The public indebtedness volume will reach 74% of the Gross Domestic Product (GDP) by the end of 2020, against 75% and 77% in 2019 and 2018, respectively, according to data provided by the Finance Ministry.

The Youssef Chahed government had submitted draft finance and State budget laws for 2020 to the House of People’s Representatives (HPR) following their adoption by a cabinet meeting on October 14, before the constitutional deadlines set on October 15 each year.

The 2020 State Budget is estimated at 47.227 billion Tunisian dinars, up by 9.5% compared with the previous year.

The State budget-making process is based on scenarios concerning the updated results of 2019, following the recorded results during the first months of 2019.

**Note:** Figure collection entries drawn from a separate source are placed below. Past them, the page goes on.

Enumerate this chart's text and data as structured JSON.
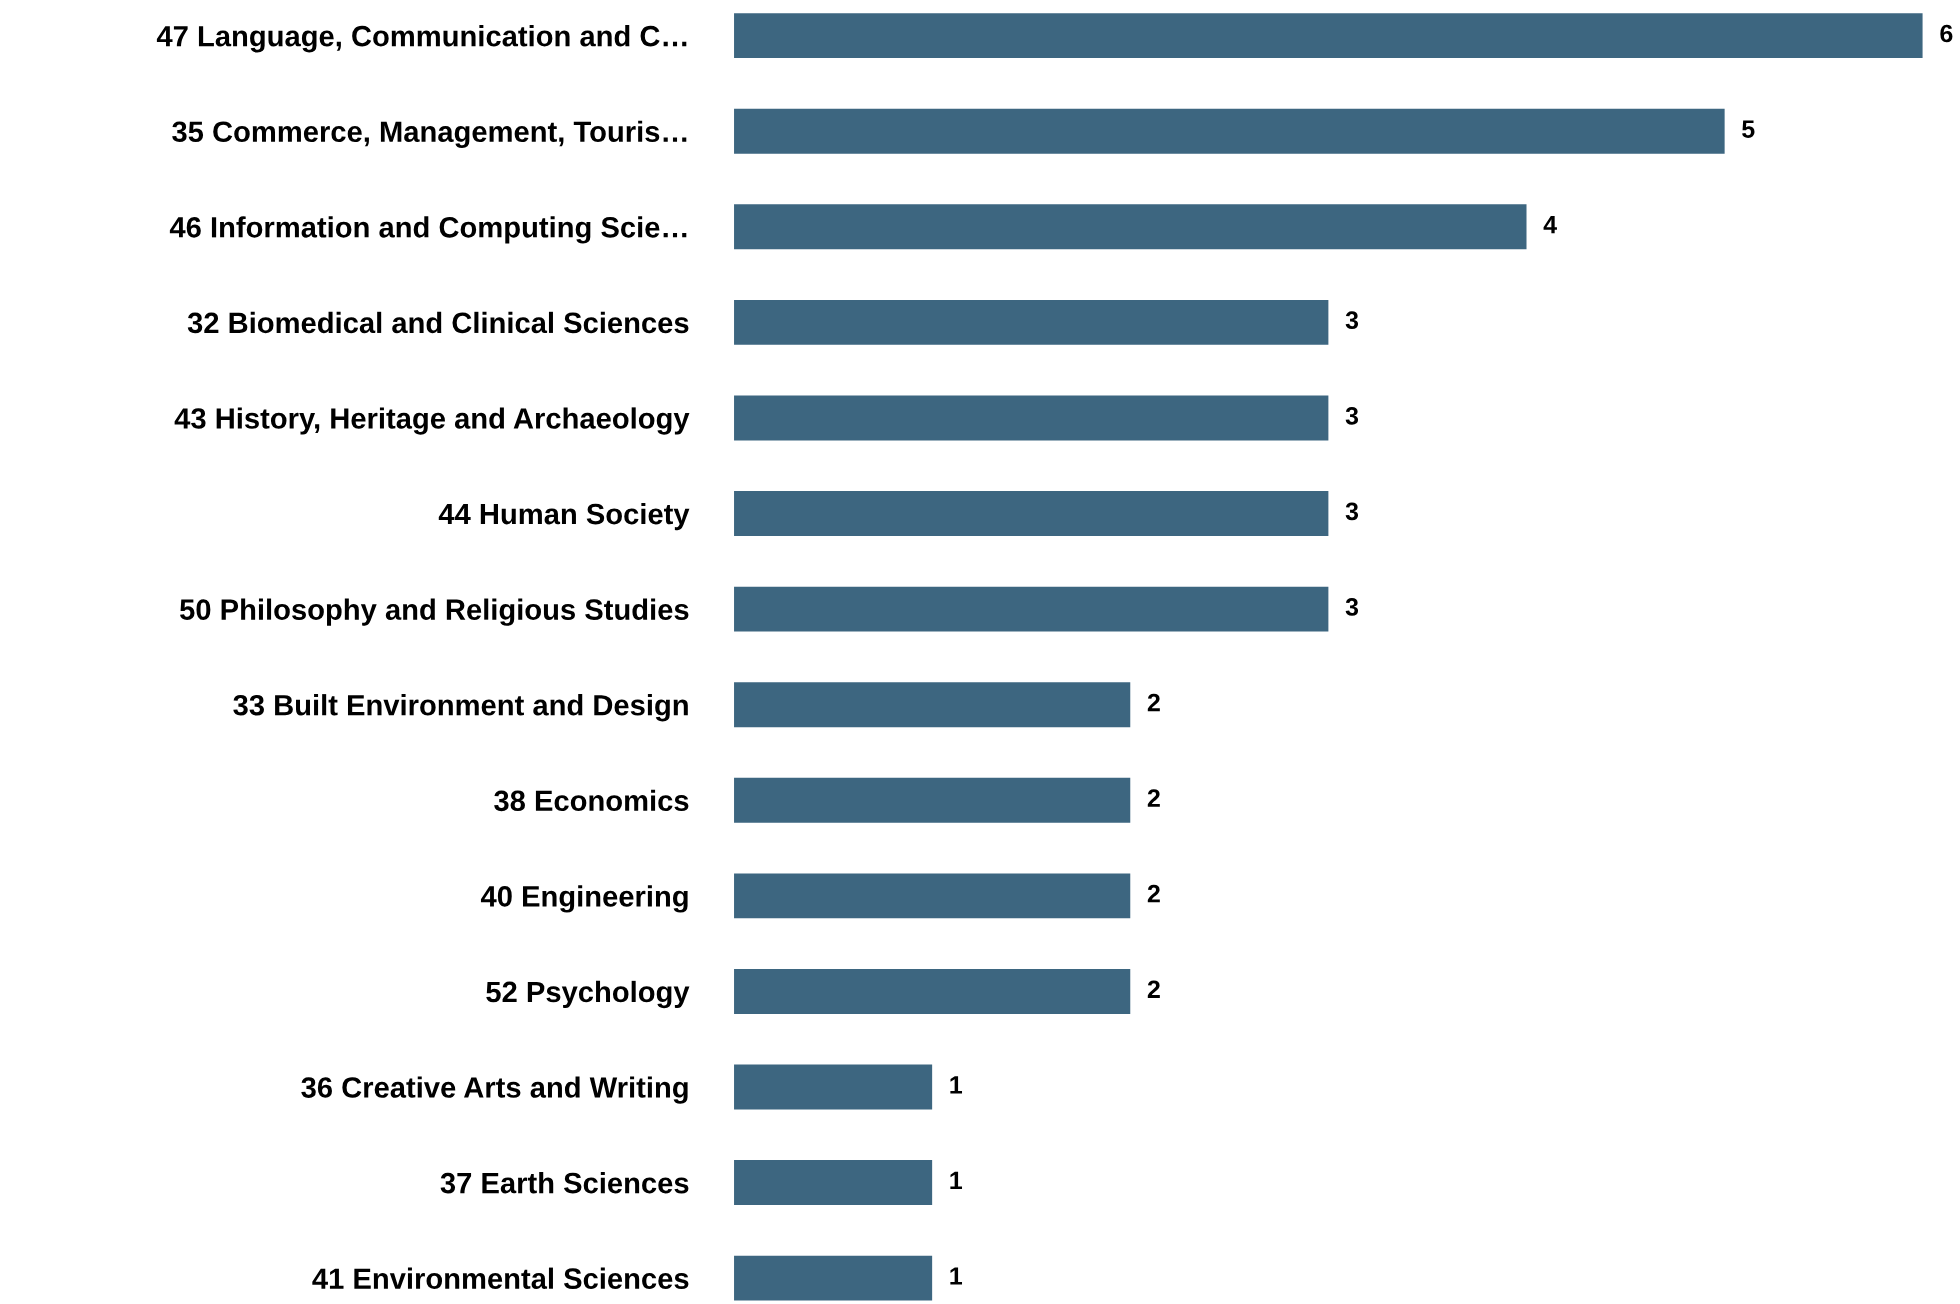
{
  "chart_data": {
    "type": "bar",
    "orientation": "horizontal",
    "data_labels": true,
    "grid": false,
    "legend": false,
    "categories": [
      "47 Language, Communication and C…",
      "35 Commerce, Management, Touris…",
      "46 Information and Computing Scie…",
      "32 Biomedical and Clinical Sciences",
      "43 History, Heritage and Archaeology",
      "44 Human Society",
      "50 Philosophy and Religious Studies",
      "33 Built Environment and Design",
      "38 Economics",
      "40 Engineering",
      "52 Psychology",
      "36 Creative Arts and Writing",
      "37 Earth Sciences",
      "41 Environmental Sciences"
    ],
    "values": [
      6,
      5,
      4,
      3,
      3,
      3,
      3,
      2,
      2,
      2,
      2,
      1,
      1,
      1
    ],
    "color": "#3d6680"
  }
}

In this draft budget, the government built upon economic indicators, such as the 2.7% growth rate at constant prices, against an updated rate of 1.4% for this year, in addition to the annual average price of Brent oil ($65 the barrel) and the 9% rise of imports, compared with 9.7%, updated in 2019.

The State draft budget did not reveal the exchange rate of the Tunisian dinar for the third successive year so as to avoid speculations.

The revenues of the State budget come from a 9.2% rise in the tax revenues, standing at 31,759 MD divided into direct taxes (13,662 MD) and indirect taxes (18,097 MD).

The non-tax revenues, standing at 3,800 MD, are divided into gas and oil revenues (1,250 MD), participation revenues (1,389 MD), revenues from seized assets (150 MD) and foreign donations (300 MD).

The management expenditures for 2020 are estimated to reach 28,263 MD, up 5.1% compared with results updated in 2019.

These expenditures are distributed over salary expenditures (19,030 MD), i.e. 15.2% of the GDP, against 17,165 MD for the updated results, and subsidy expenditures (4,180 MD), divided into basic products (1,800 MD), hydrocarbons and electricity (1,880 MD) and public transport (500 MD).

The draft State budget allocated 6,900 MD for the development expenditures, 11,678 MD for public debt services and 767 MD for emergency expenditures.

The budgetary deficit is estimated at 3,782 MD in 2020 (3% of the GDP), against 4,071 MD, or 3.5% (updated in 2019) and 4.8% in 2018, given the ongoing downward trend of the public debt ratio.